Chair: James S. MacDonall (Fordham University)
WILLIAM D. TIMBERLAKE (Indiana University)
William Timberlake received his BA from Pomona College and his PhD from University of Michigan with honors in Experimental Psychology. At Indiana since 1969, he co-founded and directed the Center for the Integrative Study of Animal Behavior and he served for many years on the Board of Fellows of the Poynter Center for the Study of Ethics and American Institutions. His research has been supported by NSF, NIH, and NIDA, and he has published over 130 papers. He is a fellow of APS, APA, and AAAS. His training in operant conditioning came from interactions with Allison, Hearst, and Dinsmoor at Indiana, and sabbatical leaves spent at Harvard with Herrnstein, Skinner, DeVilliers, Mazur, Heyman, Vaughan, and Alexandra Logue, at San Diego with Fantino and Williams, and at Reed with Alan Neuringer. In 1982, he and Gary Lucas began work on superstition in pigeons to discover why Staddon’s group and Skinner reported such different results. In 1985, Timberlake and Lucas published a nine experiment paper that indicated a relation between superstitious behavior and the pigeon’s food-searching repertoire. Several further experiments testing this view were recently performed or recovered due to the efforts of Eduardo Fernandez. Dr. Timberlake also would like to acknowledge important discussions with Nancy Innis, who regrettably died last summer in China, but would have enjoyed the results.
Abstract:

In 1948 Dr.
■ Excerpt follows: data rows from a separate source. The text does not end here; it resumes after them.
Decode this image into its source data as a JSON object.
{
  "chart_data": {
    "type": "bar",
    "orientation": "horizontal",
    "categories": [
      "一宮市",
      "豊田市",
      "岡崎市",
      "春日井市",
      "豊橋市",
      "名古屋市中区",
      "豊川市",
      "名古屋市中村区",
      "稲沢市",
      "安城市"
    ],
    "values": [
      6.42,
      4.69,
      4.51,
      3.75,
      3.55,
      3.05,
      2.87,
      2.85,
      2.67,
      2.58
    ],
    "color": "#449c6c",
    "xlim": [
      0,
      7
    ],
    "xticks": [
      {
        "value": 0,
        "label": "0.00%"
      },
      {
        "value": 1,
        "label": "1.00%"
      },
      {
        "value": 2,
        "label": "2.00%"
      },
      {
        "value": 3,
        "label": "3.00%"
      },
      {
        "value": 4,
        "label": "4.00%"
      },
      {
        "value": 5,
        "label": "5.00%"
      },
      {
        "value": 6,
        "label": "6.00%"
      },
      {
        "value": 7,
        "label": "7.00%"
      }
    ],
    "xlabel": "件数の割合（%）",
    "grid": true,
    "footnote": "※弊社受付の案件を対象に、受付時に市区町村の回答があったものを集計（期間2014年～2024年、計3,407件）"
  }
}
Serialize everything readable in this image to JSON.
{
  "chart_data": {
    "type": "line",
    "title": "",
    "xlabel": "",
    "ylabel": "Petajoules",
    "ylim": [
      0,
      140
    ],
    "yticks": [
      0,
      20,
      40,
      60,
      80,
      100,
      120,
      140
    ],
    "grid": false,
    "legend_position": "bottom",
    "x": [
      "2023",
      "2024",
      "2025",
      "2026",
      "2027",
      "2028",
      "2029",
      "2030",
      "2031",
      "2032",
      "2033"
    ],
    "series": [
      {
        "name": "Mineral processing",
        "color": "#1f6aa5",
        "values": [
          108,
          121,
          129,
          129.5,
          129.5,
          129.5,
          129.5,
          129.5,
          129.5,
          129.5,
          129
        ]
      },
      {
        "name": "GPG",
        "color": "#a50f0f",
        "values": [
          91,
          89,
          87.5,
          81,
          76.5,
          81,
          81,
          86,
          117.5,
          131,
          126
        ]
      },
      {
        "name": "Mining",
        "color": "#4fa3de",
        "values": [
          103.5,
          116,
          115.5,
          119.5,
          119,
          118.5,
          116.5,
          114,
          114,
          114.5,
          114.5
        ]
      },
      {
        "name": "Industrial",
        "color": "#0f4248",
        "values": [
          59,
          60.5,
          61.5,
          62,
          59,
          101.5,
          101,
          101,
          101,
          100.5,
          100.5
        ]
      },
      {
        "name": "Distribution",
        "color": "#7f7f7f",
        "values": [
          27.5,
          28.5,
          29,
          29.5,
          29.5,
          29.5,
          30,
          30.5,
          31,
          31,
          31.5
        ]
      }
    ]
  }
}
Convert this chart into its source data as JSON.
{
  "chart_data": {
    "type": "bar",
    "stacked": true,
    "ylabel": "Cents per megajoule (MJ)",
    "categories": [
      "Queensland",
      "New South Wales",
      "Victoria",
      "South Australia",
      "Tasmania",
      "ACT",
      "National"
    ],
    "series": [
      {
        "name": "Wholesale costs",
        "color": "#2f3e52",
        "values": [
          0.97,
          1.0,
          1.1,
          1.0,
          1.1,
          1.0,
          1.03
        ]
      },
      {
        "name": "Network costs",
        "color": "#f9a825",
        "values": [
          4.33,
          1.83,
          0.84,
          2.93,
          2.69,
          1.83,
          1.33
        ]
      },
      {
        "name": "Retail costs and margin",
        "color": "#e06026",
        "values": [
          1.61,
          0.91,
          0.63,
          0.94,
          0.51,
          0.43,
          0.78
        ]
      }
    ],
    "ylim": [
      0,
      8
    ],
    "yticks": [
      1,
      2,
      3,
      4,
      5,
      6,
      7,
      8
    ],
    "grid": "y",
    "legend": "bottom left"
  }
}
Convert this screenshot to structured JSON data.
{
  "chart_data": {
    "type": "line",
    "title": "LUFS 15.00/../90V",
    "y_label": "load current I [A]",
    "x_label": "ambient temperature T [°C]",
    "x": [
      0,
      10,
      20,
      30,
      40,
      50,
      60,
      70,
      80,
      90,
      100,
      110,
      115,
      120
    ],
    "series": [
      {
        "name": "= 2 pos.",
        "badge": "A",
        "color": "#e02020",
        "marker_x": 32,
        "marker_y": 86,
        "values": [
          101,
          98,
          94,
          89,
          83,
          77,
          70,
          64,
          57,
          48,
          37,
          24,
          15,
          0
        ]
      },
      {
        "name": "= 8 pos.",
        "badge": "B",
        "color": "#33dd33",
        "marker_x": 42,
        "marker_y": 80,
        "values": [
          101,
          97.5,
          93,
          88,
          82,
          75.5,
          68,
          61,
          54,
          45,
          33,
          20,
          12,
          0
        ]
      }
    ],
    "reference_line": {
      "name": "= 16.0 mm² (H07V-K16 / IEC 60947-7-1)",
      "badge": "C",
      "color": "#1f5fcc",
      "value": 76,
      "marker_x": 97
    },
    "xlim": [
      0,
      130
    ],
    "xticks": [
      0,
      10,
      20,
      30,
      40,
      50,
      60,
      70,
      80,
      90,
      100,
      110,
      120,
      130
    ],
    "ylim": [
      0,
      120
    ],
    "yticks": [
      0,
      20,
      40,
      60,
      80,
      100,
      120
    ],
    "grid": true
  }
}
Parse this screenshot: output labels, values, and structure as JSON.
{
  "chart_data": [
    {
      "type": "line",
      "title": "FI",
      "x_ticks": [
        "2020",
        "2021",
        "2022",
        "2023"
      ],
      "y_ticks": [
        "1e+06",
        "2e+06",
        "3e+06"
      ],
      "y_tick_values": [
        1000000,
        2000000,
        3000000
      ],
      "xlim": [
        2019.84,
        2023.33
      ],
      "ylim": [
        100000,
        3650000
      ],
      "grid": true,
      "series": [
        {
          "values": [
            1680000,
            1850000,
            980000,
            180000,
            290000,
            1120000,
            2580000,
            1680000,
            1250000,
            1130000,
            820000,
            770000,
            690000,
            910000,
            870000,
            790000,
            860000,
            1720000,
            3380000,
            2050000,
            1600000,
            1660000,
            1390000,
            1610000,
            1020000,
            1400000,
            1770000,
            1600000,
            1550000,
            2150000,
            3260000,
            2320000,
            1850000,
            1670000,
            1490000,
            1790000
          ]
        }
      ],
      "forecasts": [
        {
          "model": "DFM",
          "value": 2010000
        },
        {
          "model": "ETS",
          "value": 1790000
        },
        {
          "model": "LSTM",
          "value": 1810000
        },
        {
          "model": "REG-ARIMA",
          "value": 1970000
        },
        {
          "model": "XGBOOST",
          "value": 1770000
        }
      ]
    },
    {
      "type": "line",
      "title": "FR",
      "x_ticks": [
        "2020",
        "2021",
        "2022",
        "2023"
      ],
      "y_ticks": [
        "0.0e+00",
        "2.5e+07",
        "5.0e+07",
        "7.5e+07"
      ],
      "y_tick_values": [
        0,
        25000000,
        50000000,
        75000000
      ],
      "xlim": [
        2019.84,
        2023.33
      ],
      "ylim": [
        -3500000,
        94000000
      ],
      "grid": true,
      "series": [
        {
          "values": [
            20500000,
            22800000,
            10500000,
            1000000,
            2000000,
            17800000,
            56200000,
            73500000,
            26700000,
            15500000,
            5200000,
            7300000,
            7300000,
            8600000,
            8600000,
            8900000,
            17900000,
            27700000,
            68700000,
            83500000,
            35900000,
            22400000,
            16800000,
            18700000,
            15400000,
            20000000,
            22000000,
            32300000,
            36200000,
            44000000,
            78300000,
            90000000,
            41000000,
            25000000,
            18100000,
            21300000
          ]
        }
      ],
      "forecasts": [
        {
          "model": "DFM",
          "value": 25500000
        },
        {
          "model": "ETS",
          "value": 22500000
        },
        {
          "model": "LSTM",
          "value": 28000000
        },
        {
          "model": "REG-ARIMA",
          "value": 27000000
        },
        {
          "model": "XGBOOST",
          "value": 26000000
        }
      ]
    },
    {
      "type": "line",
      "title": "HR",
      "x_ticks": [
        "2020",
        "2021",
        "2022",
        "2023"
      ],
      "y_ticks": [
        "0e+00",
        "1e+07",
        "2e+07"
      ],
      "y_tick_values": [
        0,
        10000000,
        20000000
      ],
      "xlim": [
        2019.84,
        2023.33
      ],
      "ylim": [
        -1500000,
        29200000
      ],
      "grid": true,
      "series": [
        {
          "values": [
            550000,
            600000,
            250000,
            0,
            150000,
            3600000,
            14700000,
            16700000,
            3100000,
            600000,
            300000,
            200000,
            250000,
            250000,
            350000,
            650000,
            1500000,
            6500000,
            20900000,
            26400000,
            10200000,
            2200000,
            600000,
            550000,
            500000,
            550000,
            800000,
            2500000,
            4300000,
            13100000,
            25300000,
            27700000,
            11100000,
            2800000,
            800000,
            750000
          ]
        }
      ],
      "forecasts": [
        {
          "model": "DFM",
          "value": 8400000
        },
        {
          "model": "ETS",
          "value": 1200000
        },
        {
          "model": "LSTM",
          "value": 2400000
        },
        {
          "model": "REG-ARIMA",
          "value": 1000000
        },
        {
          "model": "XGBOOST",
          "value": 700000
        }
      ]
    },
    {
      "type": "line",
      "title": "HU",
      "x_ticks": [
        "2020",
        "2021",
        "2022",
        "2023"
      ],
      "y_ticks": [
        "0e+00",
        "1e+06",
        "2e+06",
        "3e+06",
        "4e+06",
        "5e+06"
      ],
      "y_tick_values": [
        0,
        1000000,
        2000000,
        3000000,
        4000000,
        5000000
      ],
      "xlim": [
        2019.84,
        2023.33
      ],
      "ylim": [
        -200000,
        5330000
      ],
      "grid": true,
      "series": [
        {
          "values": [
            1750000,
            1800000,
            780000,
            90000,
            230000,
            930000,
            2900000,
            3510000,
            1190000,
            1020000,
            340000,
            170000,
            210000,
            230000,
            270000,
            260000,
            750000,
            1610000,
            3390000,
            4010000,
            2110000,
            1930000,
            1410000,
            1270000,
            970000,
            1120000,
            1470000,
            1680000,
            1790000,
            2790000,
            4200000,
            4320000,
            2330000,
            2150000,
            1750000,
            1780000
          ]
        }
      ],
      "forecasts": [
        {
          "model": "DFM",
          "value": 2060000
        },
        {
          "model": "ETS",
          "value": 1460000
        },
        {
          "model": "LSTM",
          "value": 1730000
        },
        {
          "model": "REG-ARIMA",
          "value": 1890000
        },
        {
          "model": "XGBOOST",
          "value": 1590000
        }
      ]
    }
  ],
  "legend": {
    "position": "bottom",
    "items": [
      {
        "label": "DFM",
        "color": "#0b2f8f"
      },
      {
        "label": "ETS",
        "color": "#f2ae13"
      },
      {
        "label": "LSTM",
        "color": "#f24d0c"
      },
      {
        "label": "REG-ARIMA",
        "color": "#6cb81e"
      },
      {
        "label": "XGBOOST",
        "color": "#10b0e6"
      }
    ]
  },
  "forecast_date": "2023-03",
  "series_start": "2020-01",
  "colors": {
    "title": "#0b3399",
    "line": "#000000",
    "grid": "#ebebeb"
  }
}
Skinner cleverly introduced the concept of superstitious operant conditioning to explain the results of presenting reward to a pigeon on a fixed-time, response-independent (Pavlovian) schedule. In this talk I will briefly explore: (1) Possible contributions of then recent developments in shaping-by-hand, and an increased focus on human behavior; (2) Why Skinner didn't extend the concept of superstition to account for other Pavlovian results; and (3) Whether superstitious causal inference or niche-related preorganization better accounts for the topography and timing of temporally conditioned behavior.